In February 2003, Little suffered two consecutive strokes and brain aneurysms, leaving him on life support and in a coma for a month. He has since made great strides in his recovery. Currently, he is capable of walking with limited assistance and can communicate by gesturing with his head and hands and with limited writing and few words. He is fed through a tube and requires assistance bathing.
Gloria Rowe, Littles sister, recently has noticed his progress slipping. "He hasn't spoken since the July 4th weekend and is growing more depressed. We are one of his primary motivations for improving in his physical, occupational and speech therapy. We saw him earlier this week and as we were leaving he wrote on his chalkboard, 'Going home soon' with two eyes and a smiley mouth drawn around the o's in soon. Finding a way to get him closer to home is critical to his progress, his outlook on life and our peace of mind."
In the complaint, filed today with the U.S. Dept. of Health and Human Services' Office for Civil Rights, Lambda Legal argues that the nursing homes are in violation of the Federal Rehabilitation Act that prohibits facilities that receive federal funds from discriminating against people with disabilities. Since Lambda Legal believes these six nursing homes accept Medicare or Medicaid, they are bound by this law.
The five other homes are Kentwood Manor Nursing Home in Kentwood, Belle Maison Nursing Home, Heritage Manor and Hammond Nursing Home all located in Hammond as well as Heritage Manor of Franklinton.
The discrimination Little faces is a growing national problem, according to Lambda Legal. "Cecil Little's situation is heartbreaking -- but it isn't unique," said Jonathan Givner, a staff attorney in Lambda Legal's AIDS Project who is also working on the case. "As people with HIV and AIDS live longer, they have medical needs that aren't always related to HIV. The nursing homes and other facilities they turn to for help may react with fear and turn them away -- which is clearly illegal."
Last week, a similar case was settled in Pennsylvania.
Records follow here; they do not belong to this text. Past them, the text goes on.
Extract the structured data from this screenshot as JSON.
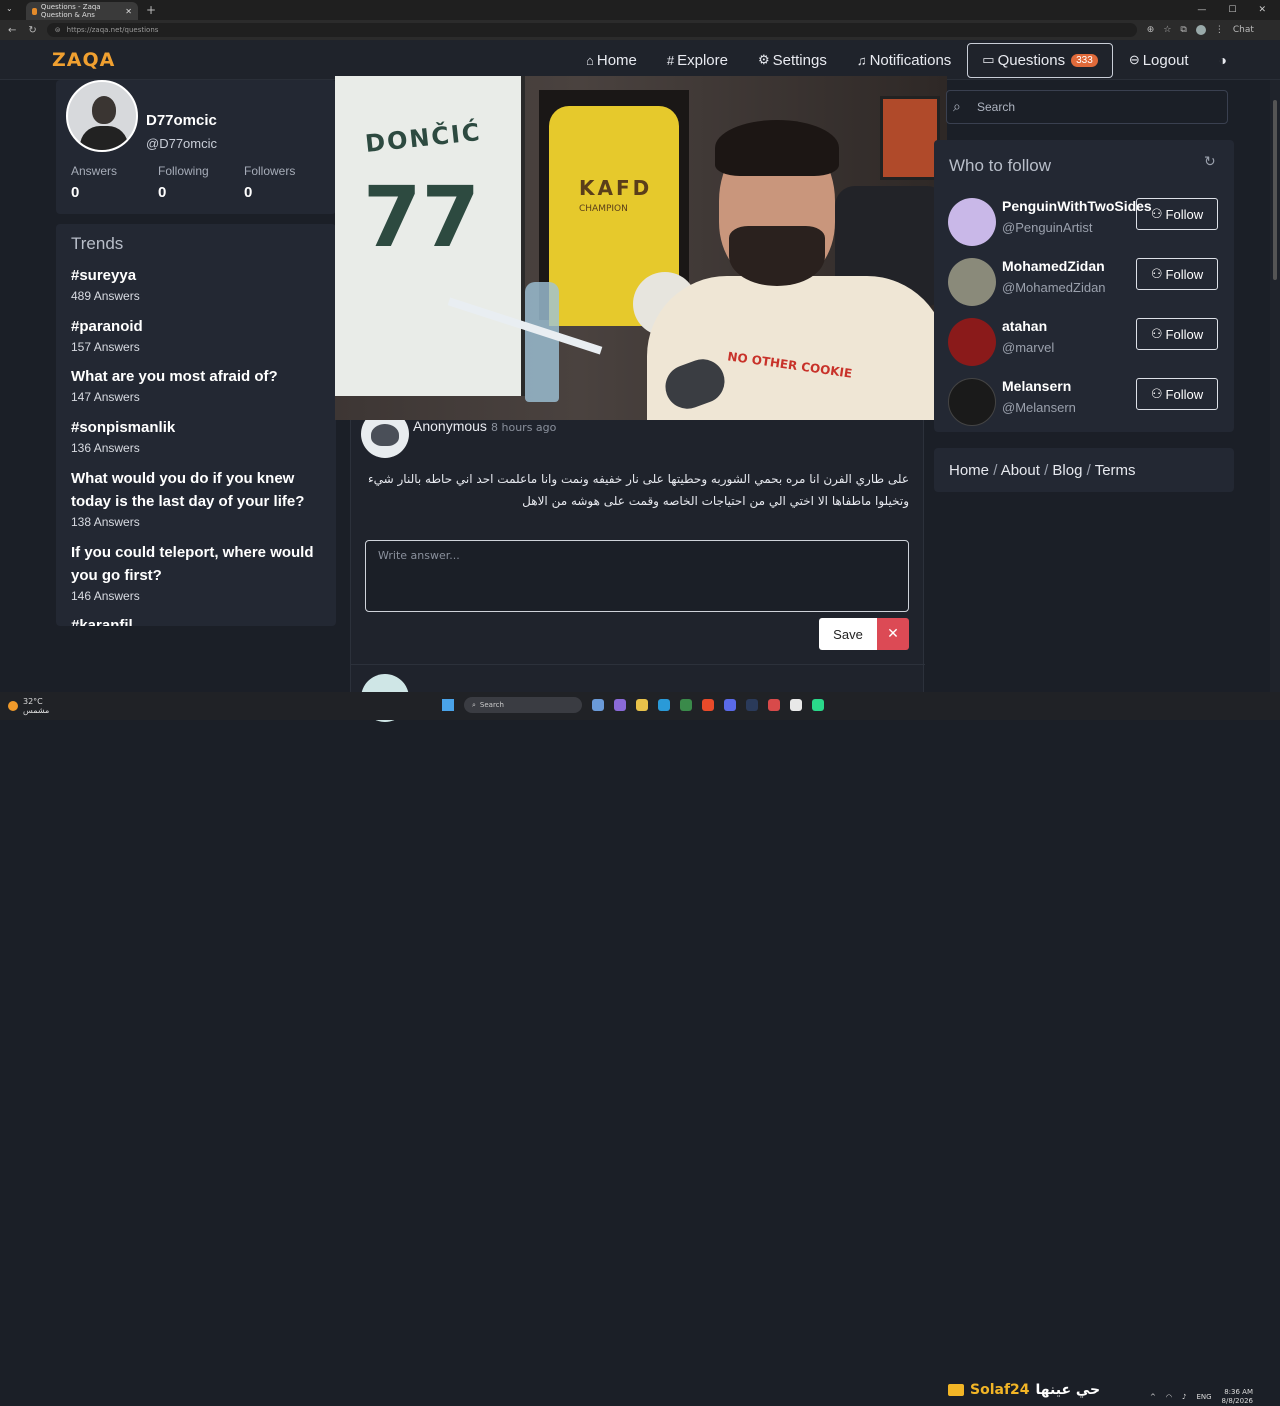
{
  "browser": {
    "tab_title": "Questions - Zaqa Question & Ans",
    "url": "https://zaqa.net/questions",
    "chat_label": "Chat"
  },
  "site": {
    "logo": "ZAQA",
    "nav": [
      {
        "label": "Home",
        "icon": "home-icon"
      },
      {
        "label": "Explore",
        "icon": "hash-icon"
      },
      {
        "label": "Settings",
        "icon": "gear-icon"
      },
      {
        "label": "Notifications",
        "icon": "bell-icon"
      },
      {
        "label": "Questions",
        "icon": "chat-icon",
        "badge": "333"
      },
      {
        "label": "Logout",
        "icon": "logout-icon"
      }
    ]
  },
  "profile": {
    "name": "D77omcic",
    "handle": "@D77omcic",
    "stats": [
      {
        "label": "Answers",
        "value": "0"
      },
      {
        "label": "Following",
        "value": "0"
      },
      {
        "label": "Followers",
        "value": "0"
      }
    ]
  },
  "trends": {
    "title": "Trends",
    "items": [
      {
        "tag": "#sureyya",
        "count": "489 Answers"
      },
      {
        "tag": "#paranoid",
        "count": "157 Answers"
      },
      {
        "tag": "What are you most afraid of?",
        "count": "147 Answers"
      },
      {
        "tag": "#sonpismanlik",
        "count": "136 Answers"
      },
      {
        "tag": "What would you do if you knew today is the last day of your life?",
        "count": "138 Answers"
      },
      {
        "tag": "If you could teleport, where would you go first?",
        "count": "146 Answers"
      },
      {
        "tag": "#karanfil",
        "count": ""
      }
    ]
  },
  "question": {
    "author": "Anonymous",
    "time": "8 hours ago",
    "text": "على طاري الفرن انا مره بحمي الشوربه وحطيتها على نار خفيفه ونمت وانا ماعلمت احد اني حاطه بالنار شيء وتخيلوا ماطفاها الا اختي الي من احتياجات الخاصه وقمت على هوشه من الاهل",
    "answer_placeholder": "Write answer...",
    "save_label": "Save",
    "cancel_label": "✕"
  },
  "video": {
    "jersey_name": "DONČIĆ",
    "jersey_number": "77",
    "jersey2_text": "KAFD",
    "jersey2_sub": "CHAMPION",
    "shirt_text": "NO OTHER COOKIE"
  },
  "search": {
    "placeholder": "Search"
  },
  "who_to_follow": {
    "title": "Who to follow",
    "follow_label": "Follow",
    "users": [
      {
        "name": "PenguinWithTwoSides",
        "handle": "@PenguinArtist",
        "color": "#c9b8e8"
      },
      {
        "name": "MohamedZidan",
        "handle": "@MohamedZidan",
        "color": "#8a8a7a"
      },
      {
        "name": "atahan",
        "handle": "@marvel",
        "color": "#8a1a1a"
      },
      {
        "name": "Melansern",
        "handle": "@Melansern",
        "color": "#1a1a1a"
      }
    ]
  },
  "footer": {
    "links": [
      "Home",
      "About",
      "Blog",
      "Terms"
    ]
  },
  "taskbar": {
    "weather_temp": "32°C",
    "weather_desc": "مشمس",
    "search_label": "Search",
    "stream_tag": "Solaf24",
    "stream_arabic": "حي عينها",
    "lang": "ENG",
    "time": "8:36 AM",
    "date": "8/8/2026"
  }
}
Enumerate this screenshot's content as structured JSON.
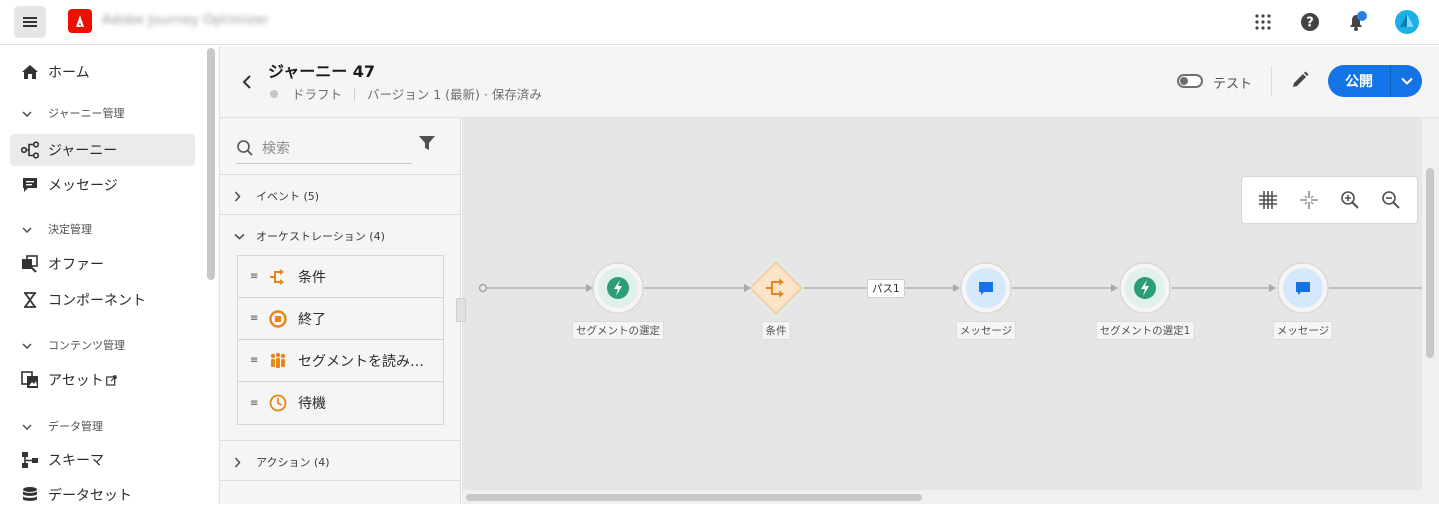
{
  "app": {
    "title": "Adobe Journey Optimizer"
  },
  "nav": {
    "home": "ホーム",
    "section_journey_mgmt": "ジャーニー管理",
    "journeys": "ジャーニー",
    "messages": "メッセージ",
    "section_decision_mgmt": "決定管理",
    "offers": "オファー",
    "components": "コンポーネント",
    "section_content_mgmt": "コンテンツ管理",
    "assets": "アセット",
    "section_data_mgmt": "データ管理",
    "schemas": "スキーマ",
    "datasets": "データセット"
  },
  "header": {
    "title": "ジャーニー 47",
    "status": "ドラフト",
    "version": "バージョン 1 (最新) · 保存済み",
    "test_label": "テスト",
    "publish_label": "公開"
  },
  "palette": {
    "search_placeholder": "検索",
    "events": "イベント (5)",
    "orchestration": "オーケストレーション (4)",
    "actions": "アクション (4)",
    "items": [
      {
        "label": "条件",
        "icon": "condition-icon",
        "color": "#e68619"
      },
      {
        "label": "終了",
        "icon": "end-icon",
        "color": "#e68619"
      },
      {
        "label": "セグメントを読み…",
        "icon": "read-segment-icon",
        "color": "#e68619"
      },
      {
        "label": "待機",
        "icon": "wait-icon",
        "color": "#e68619"
      }
    ]
  },
  "canvas": {
    "nodes": [
      {
        "label": "セグメントの選定",
        "type": "event",
        "icon": "lightning-icon"
      },
      {
        "label": "条件",
        "type": "condition",
        "icon": "condition-icon"
      },
      {
        "label": "メッセージ",
        "type": "message",
        "icon": "chat-icon"
      },
      {
        "label": "セグメントの選定1",
        "type": "event",
        "icon": "lightning-icon"
      },
      {
        "label": "メッセージ",
        "type": "message",
        "icon": "chat-icon"
      }
    ],
    "path_label": "パス1"
  },
  "colors": {
    "accent": "#1473e6",
    "event_green": "#2d9d78",
    "event_bg": "#e6f3ef",
    "message_blue": "#1473e6",
    "message_bg": "#d6e8fb",
    "orchestration_orange": "#e68619"
  }
}
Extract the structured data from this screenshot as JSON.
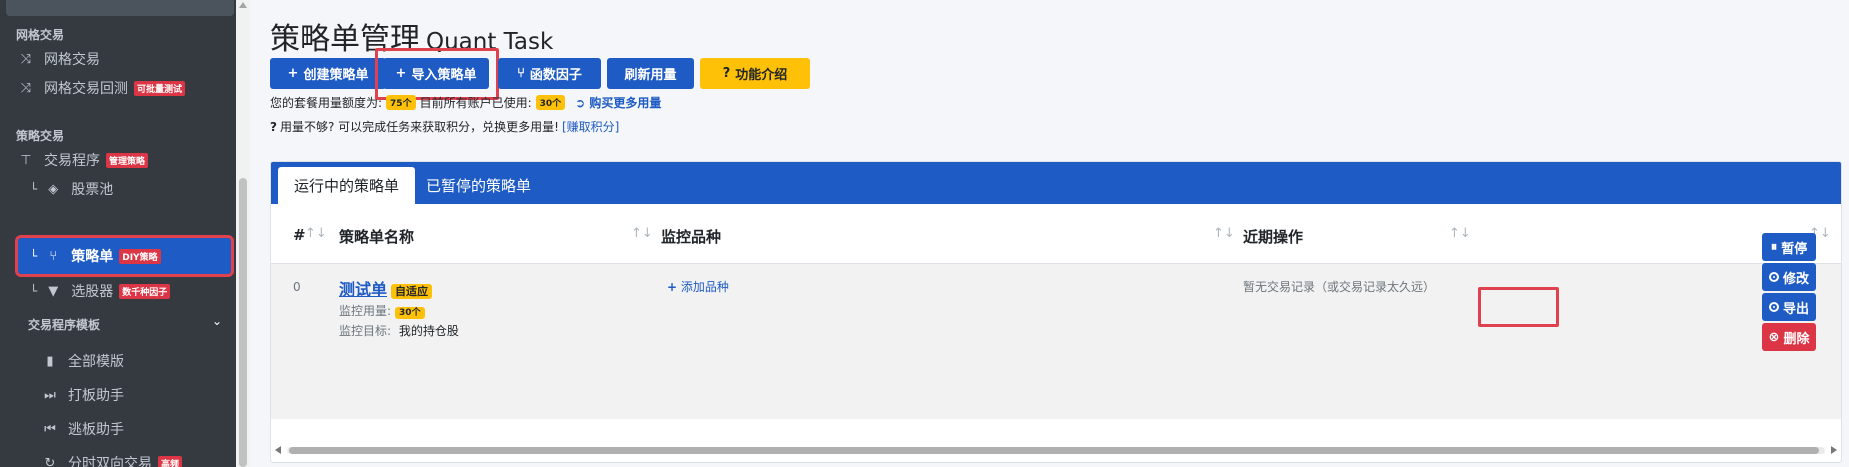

A 56-year-old legally blind man with AIDS filed a discrimination complaint against a personal care home that refused to admit him because the staff would be uncomfortable caring for him. The man dropped the complaint when the home offered him a room.
Lambda Legal was founded in 1973 to advance the civil rights of lesbian, gay, bisexual and transgendered people, and began working on behalf of people with HIV and AIDS at the onset of the epidemic in the 1980s. Lambda Legal filed the first AIDS discrimination case in the nation in 1983, and later successfully forced hospitals to treat people with HIV and pushed prescription drug companies to lower the cost of HIV and AIDS treatments. Lambda Legal's AIDS Project has won critical victories on behalf of people with HIV and AIDS to be treated equally and with dignity in employment, medical services, public accommodations, parenting and other areas of life.